My idea for this website is to make it a hub of my online identity and that’s what I’ve been building over the past months: from the now page to the watches page, everything tries to show a bit more of me and what I like.

To bring more of the 90s vibe to this website - I hope - I decided to add more emojis and GIFs everywhere. The emojis are actually just a comeback because I already used them immensely in the past. I’m actually using Twemoji from Twitter to make the emojis look the same cross-platform. I’m self-hosting everything though so I don’t need to rely on external CDNs. However, let me know what you think.

In addition to just adding emojis and GIFs, I decided to make my home page more personal instead of just a listing of my most recent posts. It now features a brief description of myself, a summary of what I am doing right now, links for featured posts, links to other pages - hence removing the “More” page - and, last but not the least, a link to my guestbook.

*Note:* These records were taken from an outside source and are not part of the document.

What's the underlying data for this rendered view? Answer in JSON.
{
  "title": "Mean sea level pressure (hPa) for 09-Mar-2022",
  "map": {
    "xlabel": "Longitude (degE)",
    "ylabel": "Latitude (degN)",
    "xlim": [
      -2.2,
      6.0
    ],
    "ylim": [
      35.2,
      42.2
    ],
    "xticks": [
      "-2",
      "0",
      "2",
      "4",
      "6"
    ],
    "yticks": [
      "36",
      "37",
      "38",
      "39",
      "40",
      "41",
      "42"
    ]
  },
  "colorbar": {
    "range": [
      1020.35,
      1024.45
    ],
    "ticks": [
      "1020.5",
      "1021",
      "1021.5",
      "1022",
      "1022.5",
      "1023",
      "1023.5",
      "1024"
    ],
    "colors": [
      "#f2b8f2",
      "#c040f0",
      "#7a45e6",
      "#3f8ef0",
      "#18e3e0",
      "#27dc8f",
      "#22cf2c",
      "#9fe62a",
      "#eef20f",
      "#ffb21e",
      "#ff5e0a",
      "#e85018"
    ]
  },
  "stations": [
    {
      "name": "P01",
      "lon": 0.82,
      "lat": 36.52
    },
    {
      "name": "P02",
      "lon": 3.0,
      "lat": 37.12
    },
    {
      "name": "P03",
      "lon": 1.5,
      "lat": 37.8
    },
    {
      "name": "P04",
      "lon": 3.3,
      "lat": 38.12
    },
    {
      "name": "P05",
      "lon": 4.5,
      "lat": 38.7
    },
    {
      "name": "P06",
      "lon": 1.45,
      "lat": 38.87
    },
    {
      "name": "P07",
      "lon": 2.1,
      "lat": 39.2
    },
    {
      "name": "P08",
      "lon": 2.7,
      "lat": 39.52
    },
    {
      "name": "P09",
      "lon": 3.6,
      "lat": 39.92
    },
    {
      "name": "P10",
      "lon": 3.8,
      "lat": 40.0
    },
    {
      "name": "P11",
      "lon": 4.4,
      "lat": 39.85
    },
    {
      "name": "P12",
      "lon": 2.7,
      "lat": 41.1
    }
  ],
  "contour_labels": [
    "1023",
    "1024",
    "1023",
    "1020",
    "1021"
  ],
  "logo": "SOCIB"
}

With this update, I’m hoping to make this website more alive. Even though the mobile version hasn’t changed that much - mainly due to the device’s screen size -, the desktop version is much richer and entertaining, hopefully. I’m trying to join the old with some modern, yet interesting, features such as webmentions.

A more subtle change I made was to change the dates on this website to use the Holocene Calendar which adds exactly 10 000 years to the current year, being the first year placed in the beginning of the Holocene era.

Writing on a guestbook

Let’s bring the web more personality, more presence, more uniqueness. Let’s be the painters 🎨 of our own identity.